On many occasions, I have run into so-called "neurotypical" people who end up saying such phrases that make my skin crawl: "We all have a little ADHD," "I'm a little OCD," or the famous, "We all have issues." From this final statement, it would seem that many people, perhaps unknowingly, have an inchoate understanding of neurodiversity and the "myth of the average." And, of course, everyone faces mental health challenges throughout their lives. However, at its root, the statement "we all have issues" has been used as a way for neurotypicals to avoid uncomfortable conversations about ableism, to absolve themselves of ableism without having to actually do the work of untangling their biases. Ultimately, "we all have issues" is a reflection of the neoliberal fantasy of unity (read: conformity) and invalidates the very real lived experiences of people with neurobiological variations who are treated unfairly by an ableist society.

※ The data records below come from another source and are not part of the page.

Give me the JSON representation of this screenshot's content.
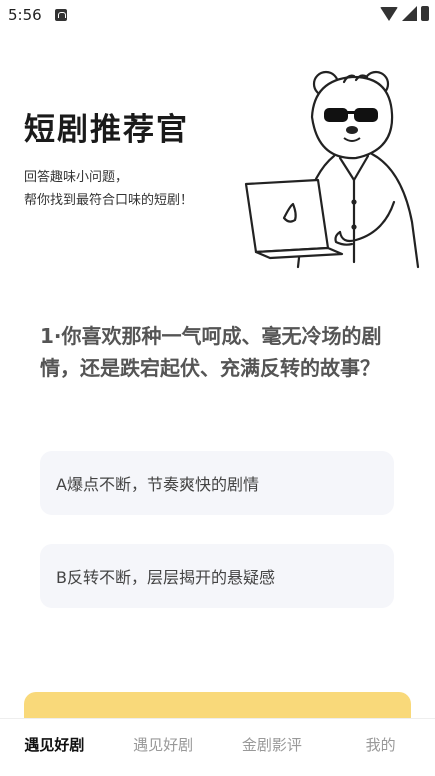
{
  "status_bar": {
    "time": "5:56",
    "icons": [
      "a-icon",
      "wifi-icon",
      "signal-icon",
      "battery-icon"
    ]
  },
  "hero": {
    "title": "短剧推荐官",
    "subtitle_lines": [
      "回答趣味小问题，",
      "帮你找到最符合口味的短剧！"
    ],
    "illustration": "bear-with-laptop-illustration"
  },
  "question": {
    "text": "1·你喜欢那种一气呵成、毫无冷场的剧情，还是跌宕起伏、充满反转的故事？"
  },
  "options": [
    {
      "label": "A爆点不断，节奏爽快的剧情"
    },
    {
      "label": "B反转不断，层层揭开的悬疑感"
    }
  ],
  "colors": {
    "accent": "#f9d97a",
    "option_bg": "#f5f6fa"
  },
  "bottom_nav": {
    "items": [
      {
        "label": "遇见好剧",
        "active": true
      },
      {
        "label": "遇见好剧",
        "active": false
      },
      {
        "label": "金剧影评",
        "active": false
      },
      {
        "label": "我的",
        "active": false
      }
    ]
  }
}
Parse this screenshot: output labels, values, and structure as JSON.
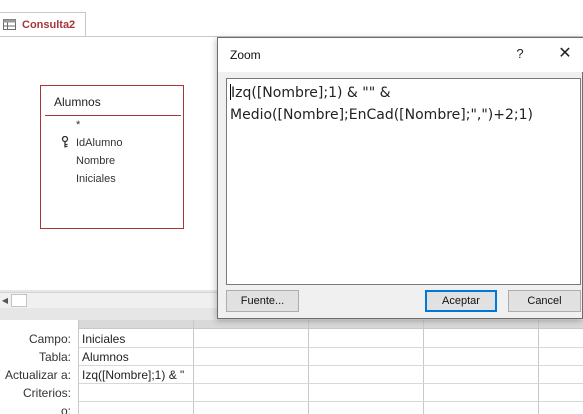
{
  "tab": {
    "label": "Consulta2",
    "icon": "query-icon",
    "accent": "#a4373a"
  },
  "table_box": {
    "title": "Alumnos",
    "fields": [
      "*",
      "IdAlumno",
      "Nombre",
      "Iniciales"
    ],
    "key_icon": "primary-key-icon",
    "border_color": "#a4373a"
  },
  "grid": {
    "row_labels": [
      "Campo:",
      "Tabla:",
      "Actualizar a:",
      "Criterios:",
      "o:"
    ],
    "column1": [
      "Iniciales",
      "Alumnos",
      "Izq([Nombre];1) & \""
    ]
  },
  "zoom_dialog": {
    "title": "Zoom",
    "help_label": "?",
    "close_label": "✕",
    "expression_line1": "Izq([Nombre];1) & \"\" &",
    "expression_line2": "Medio([Nombre];EnCad([Nombre];\",\")+2;1)",
    "font_button": "Fuente...",
    "ok_button": "Aceptar",
    "cancel_button": "Cancel"
  }
}
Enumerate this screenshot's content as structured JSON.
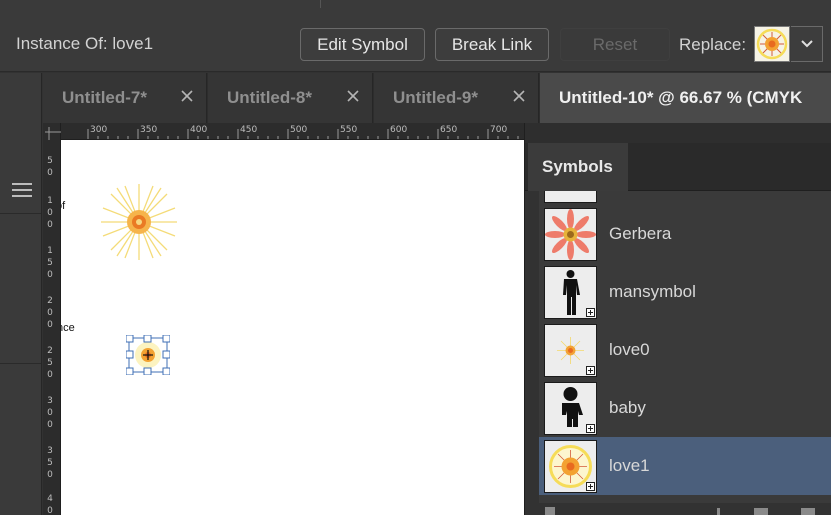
{
  "control_bar": {
    "instance_label": "Instance Of: love1",
    "edit_symbol_label": "Edit Symbol",
    "break_link_label": "Break Link",
    "reset_label": "Reset",
    "replace_label": "Replace:"
  },
  "tabs": [
    {
      "label": "Untitled-7*",
      "active": false
    },
    {
      "label": "Untitled-8*",
      "active": false
    },
    {
      "label": "Untitled-9*",
      "active": false
    },
    {
      "label": "Untitled-10* @ 66.67 % (CMYK",
      "active": true
    }
  ],
  "ruler": {
    "top_labels": [
      "300",
      "350",
      "400",
      "450",
      "500",
      "550",
      "600",
      "650",
      "700"
    ],
    "left_labels": [
      [
        "5",
        "0"
      ],
      [
        "1",
        "0",
        "0"
      ],
      [
        "1",
        "5",
        "0"
      ],
      [
        "2",
        "0",
        "0"
      ],
      [
        "2",
        "5",
        "0"
      ],
      [
        "3",
        "0",
        "0"
      ],
      [
        "3",
        "5",
        "0"
      ],
      [
        "4",
        "0"
      ]
    ]
  },
  "canvas": {
    "text_fragments": [
      "of",
      "nce"
    ]
  },
  "symbols_panel": {
    "title": "Symbols",
    "items": [
      {
        "name": "Gerbera",
        "selected": false
      },
      {
        "name": "mansymbol",
        "selected": false
      },
      {
        "name": "love0",
        "selected": false
      },
      {
        "name": "baby",
        "selected": false
      },
      {
        "name": "love1",
        "selected": true
      }
    ]
  },
  "colors": {
    "accent_selected": "#4b5f7c",
    "flower_orange": "#f08a2a",
    "flower_yellow": "#f7e27a",
    "gerbera_pink": "#ee7b6a"
  }
}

Neurodiversity and the social world

As an educator (and former public school student), I ask: is neurodiversity ubiquitous or does it only apply to people with noted or perceived brain/developmental differences? In an ableist world, it seems that anything that deviates from the norm is a "disorder," but the stigma and struggles that neurodivergent people endure are real. One such challenge are the feelings of isolation among members of the neurodivergent community as a result of our symptoms and the social stigma of having a dis/ability. While there are no easy answers, these challenges can be ameliorated through a greater sense of inclusion and community, as well as an acknowledgement of the role ableism plays in our schools. No two students with ADHD are alike, but through a nuanced framework that emphasizes neurodiversity and a Universal Design for Learning (see: Interventions) over tiered education and segregation, we can create greater social access and support for neurodivergent students.